What is going on to allow these species to persist here? Our understanding of the history of Appalachian spruce-fir comes, unbelievably, from the space inside the skull of a musk-ox (a now-extinct species) discovered at the bottom of an ancient bog near Saltville, Virginia in 1967. Scientists discovered pollen grains from spruce inside this musk-ok and surrounding soils, suggesting that, at some point in the past, spruce-fir forests must have occurred at lower elevations and not just on high peaks like Mt. Rogers. What happened?
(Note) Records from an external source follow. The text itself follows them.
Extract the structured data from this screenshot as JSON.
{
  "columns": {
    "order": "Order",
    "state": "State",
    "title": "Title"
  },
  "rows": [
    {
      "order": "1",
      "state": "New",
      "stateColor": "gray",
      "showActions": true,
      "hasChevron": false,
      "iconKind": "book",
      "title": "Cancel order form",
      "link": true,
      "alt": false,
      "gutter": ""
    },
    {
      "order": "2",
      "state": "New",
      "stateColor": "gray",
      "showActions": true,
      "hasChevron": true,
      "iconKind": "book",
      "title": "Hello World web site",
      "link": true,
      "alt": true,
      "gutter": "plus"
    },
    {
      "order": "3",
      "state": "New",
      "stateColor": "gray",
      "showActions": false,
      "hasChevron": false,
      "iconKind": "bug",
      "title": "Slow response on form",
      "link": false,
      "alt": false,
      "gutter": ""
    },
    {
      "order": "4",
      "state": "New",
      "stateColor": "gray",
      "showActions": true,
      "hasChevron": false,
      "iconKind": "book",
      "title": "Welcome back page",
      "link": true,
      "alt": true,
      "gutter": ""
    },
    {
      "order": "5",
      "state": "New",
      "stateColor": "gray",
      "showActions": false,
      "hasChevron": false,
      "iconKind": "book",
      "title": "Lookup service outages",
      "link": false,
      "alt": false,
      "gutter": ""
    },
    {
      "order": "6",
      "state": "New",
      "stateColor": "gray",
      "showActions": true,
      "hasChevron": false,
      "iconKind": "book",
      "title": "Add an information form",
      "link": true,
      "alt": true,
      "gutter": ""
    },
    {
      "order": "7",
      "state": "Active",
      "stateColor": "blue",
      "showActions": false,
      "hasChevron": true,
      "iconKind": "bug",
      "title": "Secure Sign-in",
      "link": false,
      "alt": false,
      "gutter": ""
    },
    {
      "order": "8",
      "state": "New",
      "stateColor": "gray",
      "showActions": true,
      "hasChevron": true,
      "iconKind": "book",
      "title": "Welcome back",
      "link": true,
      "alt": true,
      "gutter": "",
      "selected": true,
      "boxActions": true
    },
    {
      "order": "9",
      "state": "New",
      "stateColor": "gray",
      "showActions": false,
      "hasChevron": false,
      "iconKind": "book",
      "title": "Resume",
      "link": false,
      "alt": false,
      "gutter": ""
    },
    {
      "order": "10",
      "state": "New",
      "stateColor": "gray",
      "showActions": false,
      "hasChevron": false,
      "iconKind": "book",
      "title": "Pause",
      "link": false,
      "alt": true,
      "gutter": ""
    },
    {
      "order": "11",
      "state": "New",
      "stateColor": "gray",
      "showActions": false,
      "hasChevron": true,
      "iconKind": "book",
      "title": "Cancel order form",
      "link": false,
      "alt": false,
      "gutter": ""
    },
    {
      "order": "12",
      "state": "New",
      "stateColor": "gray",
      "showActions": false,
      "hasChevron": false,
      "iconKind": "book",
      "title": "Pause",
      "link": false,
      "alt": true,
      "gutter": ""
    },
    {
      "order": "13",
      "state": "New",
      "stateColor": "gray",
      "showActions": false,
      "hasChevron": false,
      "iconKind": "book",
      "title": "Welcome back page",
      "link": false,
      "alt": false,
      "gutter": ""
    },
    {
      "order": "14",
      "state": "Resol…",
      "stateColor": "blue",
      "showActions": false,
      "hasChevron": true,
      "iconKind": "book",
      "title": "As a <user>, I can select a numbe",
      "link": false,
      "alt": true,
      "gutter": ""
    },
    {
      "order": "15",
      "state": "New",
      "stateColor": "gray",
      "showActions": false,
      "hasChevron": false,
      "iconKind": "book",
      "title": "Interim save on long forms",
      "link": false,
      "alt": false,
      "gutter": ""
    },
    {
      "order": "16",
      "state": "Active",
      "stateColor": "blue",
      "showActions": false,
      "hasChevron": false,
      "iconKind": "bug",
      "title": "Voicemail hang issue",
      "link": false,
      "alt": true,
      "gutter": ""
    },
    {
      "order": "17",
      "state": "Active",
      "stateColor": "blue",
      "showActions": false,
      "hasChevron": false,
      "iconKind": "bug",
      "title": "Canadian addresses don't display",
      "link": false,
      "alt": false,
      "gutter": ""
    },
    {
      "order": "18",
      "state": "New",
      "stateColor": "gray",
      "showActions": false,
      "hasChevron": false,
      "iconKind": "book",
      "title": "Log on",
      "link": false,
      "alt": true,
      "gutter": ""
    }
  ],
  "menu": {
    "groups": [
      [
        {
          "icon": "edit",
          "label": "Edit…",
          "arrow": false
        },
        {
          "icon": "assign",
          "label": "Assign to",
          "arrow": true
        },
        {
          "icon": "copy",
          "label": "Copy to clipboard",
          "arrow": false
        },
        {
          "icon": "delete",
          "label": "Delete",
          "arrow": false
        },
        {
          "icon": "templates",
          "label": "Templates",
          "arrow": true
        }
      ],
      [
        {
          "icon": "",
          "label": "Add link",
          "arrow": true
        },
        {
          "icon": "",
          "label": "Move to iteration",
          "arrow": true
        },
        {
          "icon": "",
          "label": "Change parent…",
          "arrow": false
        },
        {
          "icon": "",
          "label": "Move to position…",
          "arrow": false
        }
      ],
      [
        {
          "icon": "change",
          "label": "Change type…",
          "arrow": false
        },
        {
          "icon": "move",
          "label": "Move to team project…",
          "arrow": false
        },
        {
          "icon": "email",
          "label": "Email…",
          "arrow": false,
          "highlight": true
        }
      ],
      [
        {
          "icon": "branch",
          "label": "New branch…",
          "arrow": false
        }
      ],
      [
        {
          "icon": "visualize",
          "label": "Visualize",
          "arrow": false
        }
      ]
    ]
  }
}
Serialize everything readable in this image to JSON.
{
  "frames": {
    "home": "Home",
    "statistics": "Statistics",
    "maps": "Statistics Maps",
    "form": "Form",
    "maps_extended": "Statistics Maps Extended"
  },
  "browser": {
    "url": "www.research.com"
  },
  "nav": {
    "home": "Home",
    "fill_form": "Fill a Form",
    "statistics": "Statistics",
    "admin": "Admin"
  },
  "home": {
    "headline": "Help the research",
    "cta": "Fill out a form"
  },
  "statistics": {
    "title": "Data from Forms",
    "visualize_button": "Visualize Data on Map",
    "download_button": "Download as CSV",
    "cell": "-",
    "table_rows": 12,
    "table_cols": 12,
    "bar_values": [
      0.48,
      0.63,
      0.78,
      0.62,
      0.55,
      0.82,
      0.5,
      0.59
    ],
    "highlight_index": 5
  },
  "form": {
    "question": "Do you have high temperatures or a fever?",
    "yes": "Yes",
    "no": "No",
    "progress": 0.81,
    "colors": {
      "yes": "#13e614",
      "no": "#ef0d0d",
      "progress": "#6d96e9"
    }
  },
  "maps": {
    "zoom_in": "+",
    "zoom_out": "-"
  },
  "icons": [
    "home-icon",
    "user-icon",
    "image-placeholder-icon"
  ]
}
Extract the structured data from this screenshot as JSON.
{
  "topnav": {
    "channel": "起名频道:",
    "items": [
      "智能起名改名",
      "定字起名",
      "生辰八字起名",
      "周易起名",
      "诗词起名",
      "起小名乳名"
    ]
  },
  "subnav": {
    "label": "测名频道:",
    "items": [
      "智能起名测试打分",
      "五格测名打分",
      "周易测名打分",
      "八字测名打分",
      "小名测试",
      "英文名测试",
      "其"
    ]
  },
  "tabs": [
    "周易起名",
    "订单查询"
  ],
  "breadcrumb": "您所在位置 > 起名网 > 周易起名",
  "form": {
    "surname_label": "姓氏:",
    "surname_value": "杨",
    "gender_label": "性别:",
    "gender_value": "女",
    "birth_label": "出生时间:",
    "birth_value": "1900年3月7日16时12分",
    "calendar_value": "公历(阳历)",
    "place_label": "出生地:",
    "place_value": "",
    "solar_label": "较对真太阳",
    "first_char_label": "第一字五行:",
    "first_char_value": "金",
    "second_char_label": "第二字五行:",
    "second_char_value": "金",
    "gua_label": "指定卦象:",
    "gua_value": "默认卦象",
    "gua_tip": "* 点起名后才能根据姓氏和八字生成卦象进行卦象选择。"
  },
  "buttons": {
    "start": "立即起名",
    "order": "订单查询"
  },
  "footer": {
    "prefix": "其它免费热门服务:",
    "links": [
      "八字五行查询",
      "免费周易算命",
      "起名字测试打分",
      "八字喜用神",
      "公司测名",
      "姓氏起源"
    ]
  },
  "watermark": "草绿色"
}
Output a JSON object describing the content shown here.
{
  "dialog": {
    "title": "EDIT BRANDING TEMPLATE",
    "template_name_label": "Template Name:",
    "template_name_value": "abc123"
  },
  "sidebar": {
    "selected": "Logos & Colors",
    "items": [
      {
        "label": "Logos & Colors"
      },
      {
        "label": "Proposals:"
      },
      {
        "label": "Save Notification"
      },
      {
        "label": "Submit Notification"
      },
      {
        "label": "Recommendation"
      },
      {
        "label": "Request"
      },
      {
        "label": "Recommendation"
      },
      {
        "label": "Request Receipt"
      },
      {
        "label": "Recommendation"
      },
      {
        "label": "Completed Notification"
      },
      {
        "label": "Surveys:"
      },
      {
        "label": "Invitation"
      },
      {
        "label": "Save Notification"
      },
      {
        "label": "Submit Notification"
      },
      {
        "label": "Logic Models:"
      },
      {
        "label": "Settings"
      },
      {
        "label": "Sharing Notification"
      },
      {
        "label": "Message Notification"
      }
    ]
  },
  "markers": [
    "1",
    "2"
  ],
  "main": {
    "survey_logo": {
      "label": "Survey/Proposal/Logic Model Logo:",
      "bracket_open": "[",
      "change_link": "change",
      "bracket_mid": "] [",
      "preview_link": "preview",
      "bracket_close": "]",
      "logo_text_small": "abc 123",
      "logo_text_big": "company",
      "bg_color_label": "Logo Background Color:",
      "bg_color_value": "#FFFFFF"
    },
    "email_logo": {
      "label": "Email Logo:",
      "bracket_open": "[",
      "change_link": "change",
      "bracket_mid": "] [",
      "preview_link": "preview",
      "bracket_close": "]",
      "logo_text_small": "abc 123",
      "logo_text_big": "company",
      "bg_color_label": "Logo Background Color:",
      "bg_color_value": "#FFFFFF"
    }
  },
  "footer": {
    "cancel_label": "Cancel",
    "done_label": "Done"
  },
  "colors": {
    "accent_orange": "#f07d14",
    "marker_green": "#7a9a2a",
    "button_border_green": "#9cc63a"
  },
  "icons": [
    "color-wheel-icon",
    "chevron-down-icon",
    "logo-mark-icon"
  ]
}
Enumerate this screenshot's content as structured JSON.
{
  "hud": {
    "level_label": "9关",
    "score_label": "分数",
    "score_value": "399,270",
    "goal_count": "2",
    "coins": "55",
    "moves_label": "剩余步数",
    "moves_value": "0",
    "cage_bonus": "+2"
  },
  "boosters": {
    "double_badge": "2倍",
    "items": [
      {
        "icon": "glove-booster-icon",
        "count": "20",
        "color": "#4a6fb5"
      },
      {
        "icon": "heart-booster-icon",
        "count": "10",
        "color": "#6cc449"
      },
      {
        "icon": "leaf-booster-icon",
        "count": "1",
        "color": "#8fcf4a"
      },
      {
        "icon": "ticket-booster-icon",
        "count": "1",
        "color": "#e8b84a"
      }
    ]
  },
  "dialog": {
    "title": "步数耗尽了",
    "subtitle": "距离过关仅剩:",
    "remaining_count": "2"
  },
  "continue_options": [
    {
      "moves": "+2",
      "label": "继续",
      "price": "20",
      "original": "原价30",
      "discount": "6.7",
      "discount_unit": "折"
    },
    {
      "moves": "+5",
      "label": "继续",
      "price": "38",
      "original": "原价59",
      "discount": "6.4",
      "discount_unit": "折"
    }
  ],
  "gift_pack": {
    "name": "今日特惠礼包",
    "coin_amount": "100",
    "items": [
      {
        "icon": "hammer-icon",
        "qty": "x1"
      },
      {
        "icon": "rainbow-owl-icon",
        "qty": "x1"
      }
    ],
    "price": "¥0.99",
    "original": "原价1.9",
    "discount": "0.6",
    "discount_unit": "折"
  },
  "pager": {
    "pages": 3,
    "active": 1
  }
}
During the time when that musk ox was alive, around and before 10,000 years ago, North America was experiencing the Wisconsin Glaciation, a time period when massive ice sheets covered our northern states and temperatures were much cooler than they are at present. This enabled the spruce-fir forests to thrive at lower elevations.

 

As our climate warmed and transitioned out of this glaciation, organisms adapted to cooler climates moved north and, here in the mountains, up! Today, our once-abundant spruce-fir forests are isolated in "refugia" on our uppermost summits, where conditions are still relatively suitable for survival. Along with the spruce-fir forest, other organisms have become “trapped” in these high elevation habitats. Since these organisms are isolated, they are nearly all considered globally rare.  These include the unique pygmy salamander, the rare Weller’s salamander, the miniscule northern saw-whet owl, and the northern flying squirrel, among others. These unique species make Mt. Rogers and other spruce-fir forests much more than scenic viewpoints; these peaks are instead unique, ecological "islands" in the sky!